Qu'est-ce que le conditionnement ?

La soie est une matière qui se charge très facilement d'humidité, jusqu'à 10 à 30% de son poids. De là est venue la nécessité de déterminer le poids réel, "marchand" ou "commercial" de la soie, c'est-à-dire le poids anhydre de la matière auquel on devait rajouter environ 10% d'humidité naturelle. Pour cela, on procédait à des opérations successives de dessiccation, c'est-à-dire de dessèchement, d'échantillons de soie prélevés dans les ballots. Les matteaux de soie (écheveaux liés entre eux) étaient posés alors dans un panier métallique perforé, lui-même suspendu sans contact, à l'intérieur de la banque de dessiccation par un crochet visible sur la partie supérieure de cette banque. Un courant d'air chaud était alors envoyé dans la banque. L'opérateur vérifiait la température atteinte grâce à un thermomètre. À l'issue de chaque opération les matteaux étaient à nouveau pesés pour mesurer la quantité d'eau perdue. Était alors déterminé le poids marchand de la soie, mesure effectuée dans les règles et sans contestation possible de la part du producteur ou du négociant. Ces banques de conditionnement étaient horizontales et permettaient de traiter plusieurs matteaux simultanément. Dans le courant du XIXe siècle, Léon Talabot mit au point un nouveau système de mesure et de circulation de l'air chaud, reposant sur les mêmes principes, système perfectionné par MM. Persoz et Rogeat. Les dessiccateurs cylindriques et verticaux visibles au Musée du Mont-de-Piété et de la Condition des Soies sont des modèles - incomplets, car le système de mesure a disparu - représentatifs de cette technique.

 

Les matériels

Le décor de ces différents appareils, ornés de façades en tôle émaillée, représente des scènes de sériciculture d'inspiration orientale. Tout porte à croire que ces décors étaient réalisés par le fabricant, certainement lyonnais. Cependant, le client pouvait exiger un décor spécifique à son établissement et à sa région d'origine. C'est ainsi qu'au Musée d'Art et d'Industrie de Saint-Etienne, on peut encore voir un panneau de dessiccateur Talabot-Persoz-Rogeat, orné de l'écusson de la Ville.
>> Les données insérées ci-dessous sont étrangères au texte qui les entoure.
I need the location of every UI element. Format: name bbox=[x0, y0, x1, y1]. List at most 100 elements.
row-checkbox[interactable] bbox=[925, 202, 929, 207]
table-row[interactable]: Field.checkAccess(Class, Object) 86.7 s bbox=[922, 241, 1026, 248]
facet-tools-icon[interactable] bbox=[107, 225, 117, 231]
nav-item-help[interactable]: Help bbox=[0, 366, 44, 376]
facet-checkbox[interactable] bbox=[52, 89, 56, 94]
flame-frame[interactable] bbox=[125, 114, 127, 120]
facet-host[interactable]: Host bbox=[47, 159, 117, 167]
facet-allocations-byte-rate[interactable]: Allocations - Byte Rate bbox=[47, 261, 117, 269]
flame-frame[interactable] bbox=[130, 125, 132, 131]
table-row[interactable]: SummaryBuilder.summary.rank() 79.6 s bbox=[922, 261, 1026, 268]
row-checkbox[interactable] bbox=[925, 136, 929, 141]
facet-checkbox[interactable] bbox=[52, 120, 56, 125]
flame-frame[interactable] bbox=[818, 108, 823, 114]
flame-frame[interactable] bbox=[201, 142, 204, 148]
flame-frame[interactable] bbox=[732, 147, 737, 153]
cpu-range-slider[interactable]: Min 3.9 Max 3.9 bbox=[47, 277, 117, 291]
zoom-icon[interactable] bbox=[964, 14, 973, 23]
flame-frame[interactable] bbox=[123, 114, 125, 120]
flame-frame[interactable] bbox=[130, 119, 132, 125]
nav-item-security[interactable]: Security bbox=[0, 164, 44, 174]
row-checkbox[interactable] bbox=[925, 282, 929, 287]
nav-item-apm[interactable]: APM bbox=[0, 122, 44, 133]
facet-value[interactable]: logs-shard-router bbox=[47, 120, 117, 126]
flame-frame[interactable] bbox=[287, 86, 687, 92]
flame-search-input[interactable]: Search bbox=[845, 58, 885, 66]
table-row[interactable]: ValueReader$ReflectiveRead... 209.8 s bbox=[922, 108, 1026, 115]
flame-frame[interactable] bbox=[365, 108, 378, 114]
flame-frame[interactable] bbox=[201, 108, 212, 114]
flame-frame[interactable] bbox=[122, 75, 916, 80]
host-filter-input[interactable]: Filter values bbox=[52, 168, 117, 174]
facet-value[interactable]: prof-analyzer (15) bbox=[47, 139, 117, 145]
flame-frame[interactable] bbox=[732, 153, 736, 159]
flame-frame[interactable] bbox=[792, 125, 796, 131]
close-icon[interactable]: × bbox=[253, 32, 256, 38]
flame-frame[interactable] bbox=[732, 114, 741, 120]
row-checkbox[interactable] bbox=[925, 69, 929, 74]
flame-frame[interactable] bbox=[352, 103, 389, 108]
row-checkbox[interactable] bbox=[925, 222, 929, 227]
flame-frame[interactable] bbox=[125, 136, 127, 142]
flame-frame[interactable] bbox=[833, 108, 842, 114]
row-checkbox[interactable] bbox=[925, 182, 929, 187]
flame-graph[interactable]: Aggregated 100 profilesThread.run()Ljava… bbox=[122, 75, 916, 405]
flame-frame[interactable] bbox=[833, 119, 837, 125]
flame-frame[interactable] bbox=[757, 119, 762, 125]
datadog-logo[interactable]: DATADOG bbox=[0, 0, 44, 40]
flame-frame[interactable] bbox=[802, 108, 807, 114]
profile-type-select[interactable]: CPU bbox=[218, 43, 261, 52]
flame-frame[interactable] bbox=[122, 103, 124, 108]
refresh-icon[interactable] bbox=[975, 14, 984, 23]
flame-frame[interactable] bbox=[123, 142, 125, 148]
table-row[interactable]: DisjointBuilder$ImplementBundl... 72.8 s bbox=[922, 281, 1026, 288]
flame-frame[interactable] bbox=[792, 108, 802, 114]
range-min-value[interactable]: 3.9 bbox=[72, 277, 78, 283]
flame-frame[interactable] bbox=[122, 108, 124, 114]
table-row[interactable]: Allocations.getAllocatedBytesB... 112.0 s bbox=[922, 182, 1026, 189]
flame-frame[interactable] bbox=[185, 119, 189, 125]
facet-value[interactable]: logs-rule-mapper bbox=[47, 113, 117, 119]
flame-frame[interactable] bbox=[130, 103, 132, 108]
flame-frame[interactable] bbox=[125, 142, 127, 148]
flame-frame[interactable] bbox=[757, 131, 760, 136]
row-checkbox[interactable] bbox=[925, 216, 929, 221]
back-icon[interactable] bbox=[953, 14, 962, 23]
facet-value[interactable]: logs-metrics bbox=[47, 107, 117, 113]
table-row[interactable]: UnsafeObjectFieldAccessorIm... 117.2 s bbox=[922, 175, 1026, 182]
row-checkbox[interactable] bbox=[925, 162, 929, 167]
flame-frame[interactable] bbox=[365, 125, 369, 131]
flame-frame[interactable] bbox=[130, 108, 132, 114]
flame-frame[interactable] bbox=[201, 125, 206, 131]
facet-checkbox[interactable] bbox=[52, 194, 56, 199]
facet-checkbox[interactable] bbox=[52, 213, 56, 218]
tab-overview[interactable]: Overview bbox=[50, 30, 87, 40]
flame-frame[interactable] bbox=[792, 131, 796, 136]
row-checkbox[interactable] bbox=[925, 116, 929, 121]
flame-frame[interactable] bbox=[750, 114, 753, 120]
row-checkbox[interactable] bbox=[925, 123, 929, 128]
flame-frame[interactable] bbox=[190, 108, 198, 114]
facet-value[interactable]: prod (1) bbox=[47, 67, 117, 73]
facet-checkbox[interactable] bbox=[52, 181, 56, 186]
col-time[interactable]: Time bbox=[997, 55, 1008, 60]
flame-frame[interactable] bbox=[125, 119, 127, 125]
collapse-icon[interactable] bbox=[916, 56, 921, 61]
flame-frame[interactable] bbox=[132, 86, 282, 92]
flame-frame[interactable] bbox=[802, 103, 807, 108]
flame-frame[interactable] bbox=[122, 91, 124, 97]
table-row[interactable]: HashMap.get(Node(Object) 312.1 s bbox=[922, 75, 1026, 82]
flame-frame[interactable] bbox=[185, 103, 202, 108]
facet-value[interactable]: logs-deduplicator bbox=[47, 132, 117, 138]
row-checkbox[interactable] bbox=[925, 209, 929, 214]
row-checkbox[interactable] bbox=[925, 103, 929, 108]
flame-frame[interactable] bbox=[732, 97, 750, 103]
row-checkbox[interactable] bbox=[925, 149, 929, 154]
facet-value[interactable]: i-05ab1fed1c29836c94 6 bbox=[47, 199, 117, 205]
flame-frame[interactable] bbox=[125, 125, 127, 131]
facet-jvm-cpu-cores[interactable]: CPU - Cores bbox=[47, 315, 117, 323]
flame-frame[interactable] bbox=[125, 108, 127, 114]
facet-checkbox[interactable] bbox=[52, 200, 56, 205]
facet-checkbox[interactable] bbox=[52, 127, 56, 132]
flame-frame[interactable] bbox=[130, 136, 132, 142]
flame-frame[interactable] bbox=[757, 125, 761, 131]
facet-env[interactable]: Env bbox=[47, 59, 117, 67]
Le Mont-de-Piété d'Avignon, administrateur de la Condition des Soies, commanda ainsi un (ou plusieurs) modèle de dessiccateur dont les quatre faces étaient ornées de représentations religieuses : Sainte Marthe, Saint Magne, Saint Urbain, ainsi que l'Ecce Homo très souvent figuré dans les bâtiments et documents de l'institution.